Shakespeare's Influence Today



I have been learning some very amazing details, facts and other knowledge from my professors.

In my Shakespeare class, my professor—David Baker—told the class, as well as showed us, how Shakespeare’s poems and plays seem very familiar to the movies, advertisements and TV shows we view today. Shakespeare is known for making plays that would appeal to the masses. H
e wanted to make money and his plays worked so well that his storylines and plots are basically still used today.

For example, I just recently watched a movie with my girlfriend, and it was very similar to Shakespeare’s “Romeo and Juliet.” The movie is “Warm Bodies,” and it is basically a movie about how a male zombie becomes “human” again through the process of loving a normal, alive female.
The story seems original and unique.
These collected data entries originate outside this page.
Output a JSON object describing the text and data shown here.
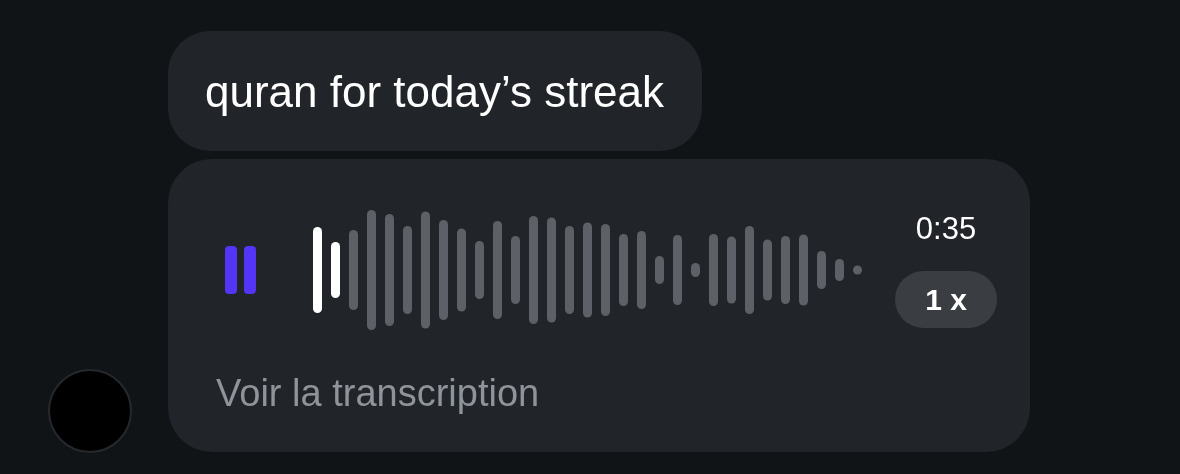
{
  "messages": [
    {
      "kind": "text",
      "text": "quran for today’s streak"
    },
    {
      "kind": "voice",
      "playing": true,
      "level": 0.065,
      "duration": "0:35",
      "speed": "1 x",
      "transcript_link": "Voir la transcription"
    }
  ]
}
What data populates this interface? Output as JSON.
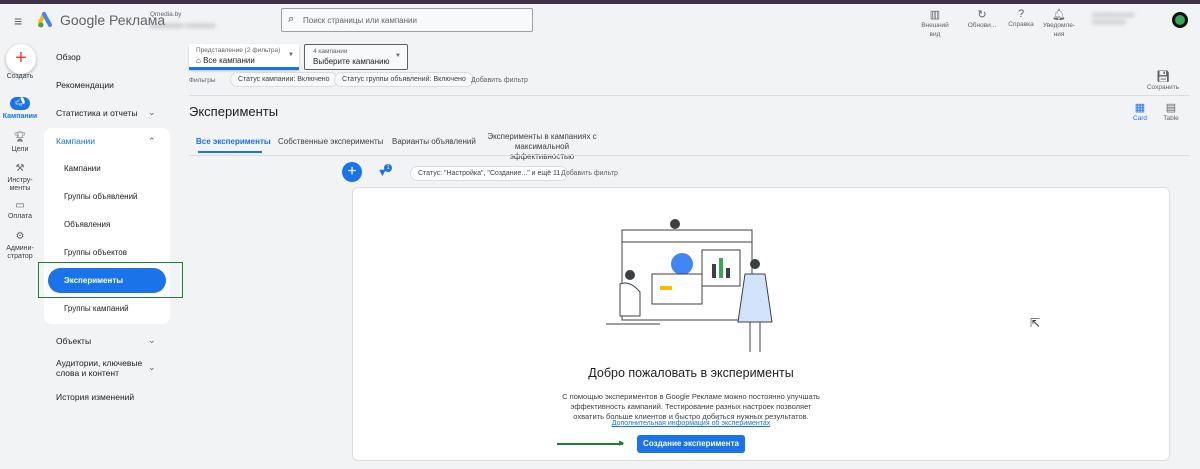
{
  "app": {
    "title": "Google Реклама",
    "account_name": "Qmedia.by",
    "search_placeholder": "Поиск страницы или кампании"
  },
  "toolbar": [
    {
      "label": "Внешний вид",
      "icon": "appearance-icon"
    },
    {
      "label": "Обнови...",
      "icon": "refresh-icon"
    },
    {
      "label": "Справка",
      "icon": "help-icon"
    },
    {
      "label": "Уведомле-ния",
      "icon": "bell-icon"
    }
  ],
  "rail": {
    "create": "Создать",
    "items": [
      {
        "label": "Кампании"
      },
      {
        "label": "Цели"
      },
      {
        "label": "Инстру-менты"
      },
      {
        "label": "Оплата"
      },
      {
        "label": "Админи-стратор"
      }
    ]
  },
  "sidebar": {
    "overview": "Обзор",
    "recommendations": "Рекомендации",
    "stats": "Статистика и отчеты",
    "campaigns": "Кампании",
    "sub": [
      "Кампании",
      "Группы объявлений",
      "Объявления",
      "Группы объектов",
      "Эксперименты",
      "Группы кампаний"
    ],
    "objects": "Объекты",
    "audiences": "Аудитории, ключевые слова и контент",
    "history": "История изменений"
  },
  "view": {
    "label": "Представление (2 фильтра)",
    "value": "Все кампании"
  },
  "campaign_select": {
    "label": "4 кампании",
    "value": "Выберите кампанию"
  },
  "filters": {
    "label": "Фильтры",
    "chips": [
      "Статус кампании: Включено",
      "Статус группы объявлений: Включено"
    ],
    "add": "Добавить фильтр"
  },
  "save": "Сохранить",
  "page_title": "Эксперименты",
  "views": {
    "card": "Card",
    "table": "Table"
  },
  "tabs": [
    "Все эксперименты",
    "Собственные эксперименты",
    "Варианты объявлений",
    "Эксперименты в кампаниях с максимальной эффективностью"
  ],
  "exp_filter": {
    "badge": "1",
    "chip": "Статус: \"Настройка\", \"Создание...\" и ещё 11",
    "add": "Добавить фильтр"
  },
  "empty": {
    "title": "Добро пожаловать в эксперименты",
    "text": "С помощью экспериментов в Google Рекламе можно постоянно улучшать эффективность кампаний. Тестирование разных настроек позволяет охватить больше клиентов и быстро добиться нужных результатов.",
    "link": "Дополнительная информация об экспериментах",
    "button": "Создание эксперимента"
  },
  "colors": {
    "accent": "#1a73e8",
    "highlight": "#1e7e34"
  }
}
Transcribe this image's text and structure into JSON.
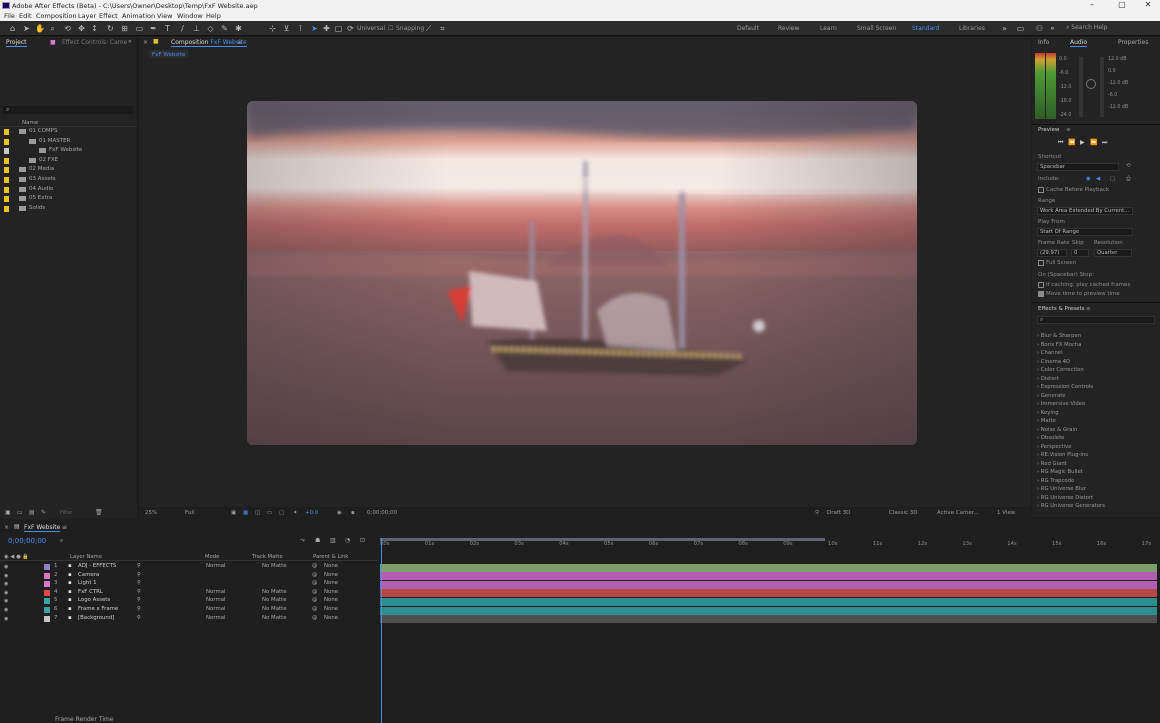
{
  "window": {
    "title": "Adobe After Effects (Beta) - C:\\Users\\Owner\\Desktop\\Temp\\FxF Website.aep"
  },
  "menu": [
    "File",
    "Edit",
    "Composition",
    "Layer",
    "Effect",
    "Animation",
    "View",
    "Window",
    "Help"
  ],
  "toolbar": {
    "universal": "Universal",
    "snapping": "Snapping",
    "workspaces": [
      "Default",
      "Review",
      "Learn",
      "Small Screen",
      "Standard",
      "Libraries"
    ],
    "active_workspace": "Standard",
    "search_placeholder": "Search Help"
  },
  "project": {
    "tabs": [
      "Project",
      "Effect Controls: Came"
    ],
    "col_name": "Name",
    "items": [
      {
        "label": "01 COMPS",
        "color": "#e6c229"
      },
      {
        "label": "01 MASTER",
        "color": "#e6c229"
      },
      {
        "label": "FxF Website",
        "color": "#c6c6c6"
      },
      {
        "label": "02 FXE",
        "color": "#e6c229"
      },
      {
        "label": "02 Media",
        "color": "#e6c229"
      },
      {
        "label": "03 Assets",
        "color": "#e6c229"
      },
      {
        "label": "04 Audio",
        "color": "#e6c229"
      },
      {
        "label": "05 Extra",
        "color": "#e6c229"
      },
      {
        "label": "Solids",
        "color": "#e6c229"
      }
    ]
  },
  "viewer": {
    "tab": "Composition",
    "comp_name": "FxF Website",
    "breadcrumb": "FxF Website",
    "zoom": "25%",
    "resolution": "Full",
    "timecode": "0;00;00;00",
    "renderer": "Draft 3D",
    "renderer_mode": "Classic 3D",
    "camera": "Active Camer...",
    "views": "1 View",
    "exposure": "+0.0"
  },
  "right": {
    "tabs": [
      "Info",
      "Audio",
      "Properties"
    ],
    "audio_db": [
      "0.0",
      "-6.0",
      "-12.0",
      "-18.0",
      "-24.0"
    ],
    "audio_right": [
      "12.0 dB",
      "0.0",
      "-12.0 dB",
      "-6.0",
      "-12.0 dB"
    ],
    "preview": {
      "title": "Preview",
      "shortcut_label": "Shortcut",
      "shortcut": "Spacebar",
      "include_label": "Include:",
      "cache": "Cache Before Playback",
      "range_label": "Range",
      "range": "Work Area Extended By Current...",
      "play_from_label": "Play From",
      "play_from": "Start Of Range",
      "frame_rate_label": "Frame Rate",
      "skip_label": "Skip",
      "resolution_label": "Resolution",
      "frame_rate": "(29.97)",
      "skip": "0",
      "resolution": "Quarter",
      "full_screen": "Full Screen",
      "on_stop": "On (Spacebar) Stop:",
      "if_caching": "If caching, play cached frames",
      "move_time": "Move time to preview time"
    },
    "effects": {
      "title": "Effects & Presets",
      "items": [
        "Blur & Sharpen",
        "Boris FX Mocha",
        "Channel",
        "Cinema 4D",
        "Color Correction",
        "Distort",
        "Expression Controls",
        "Generate",
        "Immersive Video",
        "Keying",
        "Matte",
        "Noise & Grain",
        "Obsolete",
        "Perspective",
        "RE:Vision Plug-ins",
        "Red Giant",
        "RG Magic Bullet",
        "RG Trapcode",
        "RG Universe Blur",
        "RG Universe Distort",
        "RG Universe Generators"
      ]
    }
  },
  "timeline": {
    "tab": "FxF Website",
    "timecode": "0;00;00;00",
    "headers": {
      "layer_name": "Layer Name",
      "mode": "Mode",
      "track_matte": "Track Matte",
      "parent": "Parent & Link"
    },
    "ruler": [
      "00s",
      "01s",
      "02s",
      "03s",
      "04s",
      "05s",
      "06s",
      "07s",
      "08s",
      "09s",
      "10s",
      "11s",
      "12s",
      "13s",
      "14s",
      "15s",
      "16s",
      "17s"
    ],
    "layers": [
      {
        "num": "1",
        "name": "ADJ - EFFECTS",
        "label": "#8f7fc4",
        "mode": "Normal",
        "matte": "No Matte",
        "parent": "None"
      },
      {
        "num": "2",
        "name": "Camera",
        "label": "#d677c9",
        "mode": "",
        "matte": "",
        "parent": "None"
      },
      {
        "num": "3",
        "name": "Light 1",
        "label": "#d677c9",
        "mode": "",
        "matte": "",
        "parent": "None"
      },
      {
        "num": "4",
        "name": "FxF CTRL",
        "label": "#d94b4b",
        "mode": "Normal",
        "matte": "No Matte",
        "parent": "None"
      },
      {
        "num": "5",
        "name": "Logo Assets",
        "label": "#3aa3a7",
        "mode": "Normal",
        "matte": "No Matte",
        "parent": "None"
      },
      {
        "num": "6",
        "name": "Frame x Frame",
        "label": "#3aa3a7",
        "mode": "Normal",
        "matte": "No Matte",
        "parent": "None"
      },
      {
        "num": "7",
        "name": "[Background]",
        "label": "#c6c6c6",
        "mode": "Normal",
        "matte": "No Matte",
        "parent": "None"
      }
    ],
    "bar_colors": [
      "#7c9f6a",
      "#b05fb0",
      "#b05fb0",
      "#b24848",
      "#2f8d92",
      "#2f8d92",
      "#4f4f4f"
    ],
    "footer": "Frame Render Time"
  }
}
The director—Jonathan Levine—just took the current popular culture craze—zombies—and made a sort of funny, love-story about it. It seems simple enough, but after one lecture by David Baker, I could immediately see the connection between “Warm Bodies” and “Romeo and Juliet.”
The most obvious comparison is the fact that the two main characters fall in love and want to be together, but the female’s family and the zombie’s new, dead “family,” keep them from being together. The two sides—humans and zombies—are fighting each other, similar to the feud between Capulet and Montague. The feud lasts until the very end of both the play and the movie.
The scene in the movie that demonstrated how eerily similar it is to “Romeo and Juliet” involved the alive female standing on balcony—which overlooks the fortress or city she is in. She wonders where “R,” the name designated to the zombie, is. While she wonders, R is secretly hiding below her window and balcony, waiting for Julie, the female’s name to appear.  The scene is eerily similar to Act 2, Scene 1of “Romeo and Juliet.”
The names are obviously similar and the scene is basically the same in both the movie and the play. The movie demonstrates how Shakespeare still appeals to the masses. His poems and plays are the perfect starting point for anyone trying to make a great movie, advertisement or TV show in today’s world.